Flitwick's insights—his applications of technique—gave Maka an entirely different understanding of foundational magic. After only a few explanations, it felt as though someone had opened a door in Maka's mind and shown him a room he hadn't known existed.

"Thank you, Professor Flitwick," Maka said sincerely. He always respected anyone who taught him something real.

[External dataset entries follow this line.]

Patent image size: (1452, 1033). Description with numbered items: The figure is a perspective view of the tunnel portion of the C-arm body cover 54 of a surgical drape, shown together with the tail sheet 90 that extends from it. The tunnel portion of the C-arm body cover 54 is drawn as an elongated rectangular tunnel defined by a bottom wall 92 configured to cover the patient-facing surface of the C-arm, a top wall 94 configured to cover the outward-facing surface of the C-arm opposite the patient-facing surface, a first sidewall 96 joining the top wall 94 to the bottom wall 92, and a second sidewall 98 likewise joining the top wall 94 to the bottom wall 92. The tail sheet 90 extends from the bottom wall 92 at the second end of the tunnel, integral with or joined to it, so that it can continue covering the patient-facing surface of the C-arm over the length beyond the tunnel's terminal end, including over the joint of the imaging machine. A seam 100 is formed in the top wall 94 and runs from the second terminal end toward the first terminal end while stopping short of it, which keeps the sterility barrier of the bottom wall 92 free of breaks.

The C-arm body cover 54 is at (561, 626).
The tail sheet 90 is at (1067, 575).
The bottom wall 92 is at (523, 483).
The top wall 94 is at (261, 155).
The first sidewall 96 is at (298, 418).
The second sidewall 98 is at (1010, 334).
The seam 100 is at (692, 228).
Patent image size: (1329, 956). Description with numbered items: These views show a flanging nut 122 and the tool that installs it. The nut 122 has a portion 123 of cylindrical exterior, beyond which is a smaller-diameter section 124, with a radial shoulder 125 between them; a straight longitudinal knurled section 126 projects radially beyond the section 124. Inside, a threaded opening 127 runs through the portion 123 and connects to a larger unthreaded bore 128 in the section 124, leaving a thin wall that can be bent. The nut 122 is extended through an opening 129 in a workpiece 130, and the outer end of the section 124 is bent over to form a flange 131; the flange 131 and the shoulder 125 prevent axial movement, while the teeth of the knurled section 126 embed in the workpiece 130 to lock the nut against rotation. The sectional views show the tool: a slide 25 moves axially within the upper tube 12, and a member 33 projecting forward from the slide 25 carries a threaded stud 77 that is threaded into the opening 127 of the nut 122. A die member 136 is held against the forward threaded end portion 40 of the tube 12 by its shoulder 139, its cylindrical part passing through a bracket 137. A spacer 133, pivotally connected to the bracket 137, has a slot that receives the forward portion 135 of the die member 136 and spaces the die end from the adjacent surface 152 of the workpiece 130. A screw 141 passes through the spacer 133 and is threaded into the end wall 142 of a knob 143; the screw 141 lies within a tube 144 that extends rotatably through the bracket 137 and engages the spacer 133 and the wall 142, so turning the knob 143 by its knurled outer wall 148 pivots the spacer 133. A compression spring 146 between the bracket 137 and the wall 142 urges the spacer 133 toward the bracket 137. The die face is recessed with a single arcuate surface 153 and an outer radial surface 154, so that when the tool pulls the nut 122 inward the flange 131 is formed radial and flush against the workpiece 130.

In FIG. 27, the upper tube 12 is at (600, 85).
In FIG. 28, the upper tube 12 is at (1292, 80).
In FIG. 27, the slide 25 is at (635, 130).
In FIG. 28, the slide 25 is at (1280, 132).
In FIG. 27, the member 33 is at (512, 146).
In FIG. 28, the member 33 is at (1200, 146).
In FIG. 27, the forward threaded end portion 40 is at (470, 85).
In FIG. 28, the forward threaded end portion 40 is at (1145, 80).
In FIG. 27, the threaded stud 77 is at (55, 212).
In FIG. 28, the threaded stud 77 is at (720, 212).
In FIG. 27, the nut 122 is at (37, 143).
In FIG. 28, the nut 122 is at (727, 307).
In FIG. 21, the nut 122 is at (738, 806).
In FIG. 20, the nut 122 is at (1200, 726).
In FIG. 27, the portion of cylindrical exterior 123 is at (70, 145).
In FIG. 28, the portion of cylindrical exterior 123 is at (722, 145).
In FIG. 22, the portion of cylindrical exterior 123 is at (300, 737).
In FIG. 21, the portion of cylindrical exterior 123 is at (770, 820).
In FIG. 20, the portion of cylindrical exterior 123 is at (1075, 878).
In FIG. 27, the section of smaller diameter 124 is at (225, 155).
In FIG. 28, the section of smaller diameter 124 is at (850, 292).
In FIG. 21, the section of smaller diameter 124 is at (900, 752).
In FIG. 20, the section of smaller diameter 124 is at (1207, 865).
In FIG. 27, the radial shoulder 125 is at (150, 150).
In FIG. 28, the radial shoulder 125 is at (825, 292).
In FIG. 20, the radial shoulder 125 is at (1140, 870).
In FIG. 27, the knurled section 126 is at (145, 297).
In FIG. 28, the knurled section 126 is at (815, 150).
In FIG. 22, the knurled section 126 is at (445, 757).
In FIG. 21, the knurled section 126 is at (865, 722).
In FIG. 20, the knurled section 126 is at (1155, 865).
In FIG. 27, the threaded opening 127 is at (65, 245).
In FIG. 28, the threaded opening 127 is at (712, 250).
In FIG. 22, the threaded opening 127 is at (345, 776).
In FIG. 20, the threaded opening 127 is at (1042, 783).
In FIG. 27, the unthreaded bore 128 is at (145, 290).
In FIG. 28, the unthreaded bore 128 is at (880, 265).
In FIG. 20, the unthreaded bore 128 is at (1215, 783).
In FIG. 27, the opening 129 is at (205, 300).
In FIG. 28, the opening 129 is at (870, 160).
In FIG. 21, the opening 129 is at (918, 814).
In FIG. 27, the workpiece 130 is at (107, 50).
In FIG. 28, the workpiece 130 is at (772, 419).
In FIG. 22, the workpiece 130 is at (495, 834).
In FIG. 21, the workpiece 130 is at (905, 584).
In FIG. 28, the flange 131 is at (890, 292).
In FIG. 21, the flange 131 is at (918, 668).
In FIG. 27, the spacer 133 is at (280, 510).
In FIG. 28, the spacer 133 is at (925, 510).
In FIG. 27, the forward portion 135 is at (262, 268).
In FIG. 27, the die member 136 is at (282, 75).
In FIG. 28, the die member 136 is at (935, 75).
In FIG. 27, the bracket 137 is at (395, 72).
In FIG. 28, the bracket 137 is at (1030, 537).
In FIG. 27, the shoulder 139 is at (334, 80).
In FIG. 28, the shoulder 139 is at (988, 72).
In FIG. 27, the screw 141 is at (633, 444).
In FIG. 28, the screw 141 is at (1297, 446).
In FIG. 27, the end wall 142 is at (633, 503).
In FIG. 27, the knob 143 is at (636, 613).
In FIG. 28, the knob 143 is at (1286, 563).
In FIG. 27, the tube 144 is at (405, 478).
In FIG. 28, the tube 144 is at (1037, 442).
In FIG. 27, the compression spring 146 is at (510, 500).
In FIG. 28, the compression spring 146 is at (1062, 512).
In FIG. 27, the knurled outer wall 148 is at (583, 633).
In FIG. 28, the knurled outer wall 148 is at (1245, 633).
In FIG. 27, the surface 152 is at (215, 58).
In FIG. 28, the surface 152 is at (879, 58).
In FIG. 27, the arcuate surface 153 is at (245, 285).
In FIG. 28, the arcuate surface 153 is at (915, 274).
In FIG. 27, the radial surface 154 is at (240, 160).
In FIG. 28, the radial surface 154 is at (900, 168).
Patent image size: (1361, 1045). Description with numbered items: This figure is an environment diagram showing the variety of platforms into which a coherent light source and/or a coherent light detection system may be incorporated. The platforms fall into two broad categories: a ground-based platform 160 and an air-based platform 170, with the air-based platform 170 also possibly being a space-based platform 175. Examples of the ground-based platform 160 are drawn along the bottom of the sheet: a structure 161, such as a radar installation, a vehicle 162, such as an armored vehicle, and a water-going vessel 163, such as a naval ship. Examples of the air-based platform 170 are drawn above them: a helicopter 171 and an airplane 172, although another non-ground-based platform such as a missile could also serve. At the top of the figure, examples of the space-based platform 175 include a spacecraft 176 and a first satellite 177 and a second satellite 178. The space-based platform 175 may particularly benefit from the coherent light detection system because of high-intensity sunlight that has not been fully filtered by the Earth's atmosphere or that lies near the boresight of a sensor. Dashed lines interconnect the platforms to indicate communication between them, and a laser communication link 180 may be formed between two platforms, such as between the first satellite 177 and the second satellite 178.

Flitwick smiled and patted Maka's arm—clearly he couldn't easily reach anyone's shoulder—and said kindly, "No need to be so formal. Theory is dull; only practical use gives it depth. Still… you are the first-year with the deepest grasp of Charmwork I've seen so far."

"And just like Miss Granger of Gryffindor," he added, "you're very talented."

After that, Maka learned a little more about Hermione from Flitwick himself. When he heard how wide Hermione's studying ranged, Maka could only shake his head and smile bitterly.

She read too much.

And in Maka's view, that wasn't always helpful for understanding and application.

If you wanted to go further, you had to truly digest the fundamentals first—build the strongest base possible. Even a genius had to move step by step.

And Maka knew perfectly well: he wasn't a genius.

Hermione probably wasn't either.

Of the remaining subjects, the one Maka hated most wasn't even History of Magic—the class most students complained about endlessly.

It was Astronomy observation on Wednesday nights, the routine of Astronomy class.

In Maka's opinion, if you stripped away the magical elements, the observation methods, recording habits, and calculations in the wizarding world were laughably behind what Muggles had developed.

Worse still, in modern wizarding society, the subject didn't even have much practical use anymore.

For a hard pragmatist like Maka, it was misery.

"Hey—listen," Ron said, edging closer during Herbology while everyone fertilized the harmless, gentle health-plants in Greenhouse One. His voice was full of curiosity. "I heard you contradicted Snape's theory right in his class. Is that true?"

Maka noticed that not far away, Hermione—holding a small trowel—had also turned her attention toward them, as though she cared very much about the answer.